Grave robbing had always been a fact of life, especially in times of scarcity, when thieves would dig for coins, clothing, and fine objects buried with the dead that could be pawned. Towns like Marburg in Germany maintained faint lights in their cemeteries, which may have prevented some looting, but no one protected rural burial grounds. One can imagine the surreptit
ious gleam of candle lanterns in country graveyards in the small hours of the night, the stealthy digging into a fresh grave, the quick stripping of the corpse of its shroud and silver ornaments. By morning, there would be only scattered bones, perhaps a grinning skull and dismembered finger bones, their rings torn away. From there, it was but a short step to rumors of secret cannibalism, of people eating their children. London taverns bred tales of hungry villagers seen eating their kin and of famished prisoners in jail consuming fellow inmates, but no chronicler ever wrote of a specific instance.

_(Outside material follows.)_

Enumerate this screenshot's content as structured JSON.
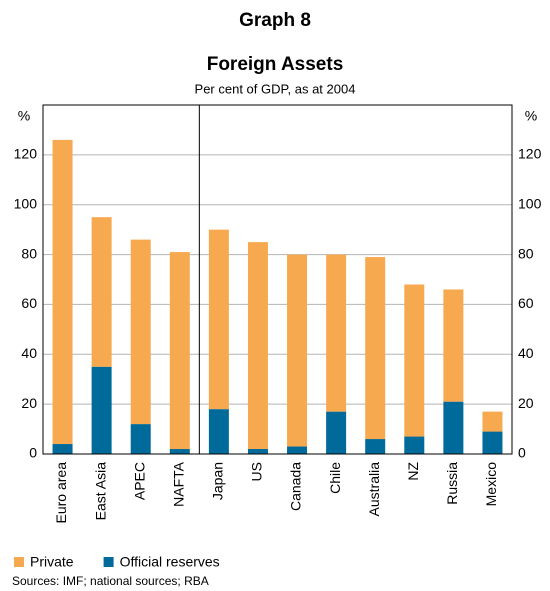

Beggars flocked to the cities from the countryside. In the Low Countries, they gathered in large groups, scavenged the middens that lay outside town walls or "grazed like cattle" in the fields. Bodies littered cultivated land and were buried in mass graves. The mendicants spread disease. In the town of Tournai in modern-day Belgium, 1316 was "the year of the mortality." Gilles de Muisit, abbot of Saint-Martin de Tournai, wrote: "men and women from among the powerful, the middling, and the lowly, old and young, rich and poor, perished daily in such numbers that the air was fetid with the stench." 10 Huge communal cemeteries entombed the previously segregated dead, rich and poor alike. In Louvain, a wagon from the hospital "loaded with six or eight corpses twice or thrice a day continuously carried pitiable little bodies to the new cemetery outside the town." Between 5 and 10 percent of Flanders's urban population perished in the Great Famine.